Welche Tierfelle werden für Pelztaschen verwendet? Teil 2

Gestern haben wir euch bereits von den Pelztieren Biber, Blaufuchs und Coyote berichtet. Diese drei sind schon sehr bekannte Tiere, die gerne zu Pelzen verarbeitet werden. Dabei sind die populärsten noch nicht genannt. Hier folgen nun die anderen Pelztiere, welche die edlen Pelztaschen, Jacken, Kragen und Kapuzen zieren:

Finnraccoon

Bei diesem eigenartig klingenden Tier handelt es sich um einen Marderhund oder See-Fuchs. Dieses mittelgroße Tier besitzt langes Fell im beige-grauen Farbton. Dieses ähnelt dem Waschbär und entspringt der exklusiven Farmhaltung aus Finnland. Auch die Chinesen bieten den Pelz dieses Tieres an.
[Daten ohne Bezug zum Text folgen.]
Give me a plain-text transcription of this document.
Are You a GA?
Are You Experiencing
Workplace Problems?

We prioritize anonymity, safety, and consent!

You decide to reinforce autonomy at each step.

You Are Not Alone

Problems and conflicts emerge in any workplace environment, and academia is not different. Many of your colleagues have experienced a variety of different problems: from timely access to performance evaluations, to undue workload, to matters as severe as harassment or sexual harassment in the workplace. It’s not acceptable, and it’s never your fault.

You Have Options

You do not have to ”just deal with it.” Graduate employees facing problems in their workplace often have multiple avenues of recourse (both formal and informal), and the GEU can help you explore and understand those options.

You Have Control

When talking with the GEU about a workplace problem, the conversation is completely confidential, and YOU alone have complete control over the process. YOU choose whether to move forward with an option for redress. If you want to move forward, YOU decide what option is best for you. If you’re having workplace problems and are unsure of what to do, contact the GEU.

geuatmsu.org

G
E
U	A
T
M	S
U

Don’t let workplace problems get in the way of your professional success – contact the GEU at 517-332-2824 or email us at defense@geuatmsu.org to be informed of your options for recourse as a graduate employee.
Jedoch sind die Haltungsbedingungen sehr umstritten. Nahezu 80% der Pelze der großen Designer sind Finnraccoon. Viele verkaufen ihn aus Marketing-Gründen als Coyote oder Waschbär.

Fuchs

Rotfüchse gibt es auf allen Kontinenten der Erde. Dabei ist er überall als Räuber und „Gänsejäger“ bekannt. In manchen Gebieten – zum Beispiel Australien – ist er sogar zur Landplage geworden, da seine natürlichen Feinde fehlen. Auch durch das Übertragen von Seuchen und Tollwut wird er verstärkt gejagt. Vor allem in der Vergangenheit wurden Füchse oft zur Pelzverarbeitung verwendet. Fuchsschwänze waren heiß begehrt. Heute sind vor allem Blaufuchs und Silberfuchs hinzugekommen. Der Rotfuchs ist jedoch ein Wildtier und die anderen entspringen vorrangig der Farmhaltung.

Hermelin

Als Hermelin bezeichnet man das schöne weiße Winterfell des großen Wiesels. Bereits seit dem frühen Mittelalter ist der Hermelin Pelz der Könige, Kaiser und Päpste. Noch heute trägt der Papst an seinem Mantel Hermelin Verzierungen. Dabei wird der Pelz heute nur noch selten verarbeitet. Charakteristisch sind die schwarzen Schweifspitzen des Tiers.

Nerz

Dieser Name sollte wohl jedem Modekenner ein Begriff sein. Der Nerz wird in sehr streng kontrollierten Farmen im nordamerikanischen Mink gezüchtet. Der europäische Wildnerz lebt hingegen frei in der Natur. Besonders exklusiv und teuer sind die Züchtungen mit sehr kurzem Oberhaar. Dabei gibt es auch verschiedene Qualitätsbezeichnungen: Kopenhagen Fur, Saga Fur und Blackglama Fur gehören dazu. Vor allem in den 20er bis 60er Jahren des letzten Jahrhunderts war die Verarbeitung von Nerzen sehr weit verbreitet. Mittlerweile sind die Pelze eher seltener geworden.

Nutria

Das Fell vom Sumpfbiber bezeichnet man als Nutria. In Nordamerika hat sich das Tier sehr stark ausgebreitet, da die natürlichen Feinde fehlen. Die Sumpfbiber leben sehr gerne in Fluss-Deltas, wo sie sich niederlassen. Die Vielzahl der Tiere richtet hier einen großen Schaden an der Flora an, da sie Flüsse unkontrolliert stauen und andere Gebiete trocken legen. Der Nutria hat ein sehr starkes und starres Haar Deckhaar, jedoch sehr flauschiges Unterhaar. Aus diesem Grund wird er oft geschoren oder gerupft.

Waschbär

Der Waschbär ist ein sehr niedliches und von Kindern geliebtes Tier. Er sieht sehr knuffig aus, ist auf der nördlichen Welthalbkugel jedoch zu einer echten Plage geworden. Der Grund ist vor allem, dass der Waschbär kaum natürliche Feinde hat. Vor allem Amerika und Europa sind davon sehr stark betroffen. Aus diesem Grund werden die Tiere stark gejagt. Sie würden sonst das Ökosystem gefährden. Auch in den Innenstädten findet man immer mehr Waschbären. Das Langhaarfell des Waschbären wird sehr oft verarbeitet und gilt als toller Besatz für Pelzkapuzen und Winterjacken. Auch einige Pelztaschen werden mit Waschbär besetzt.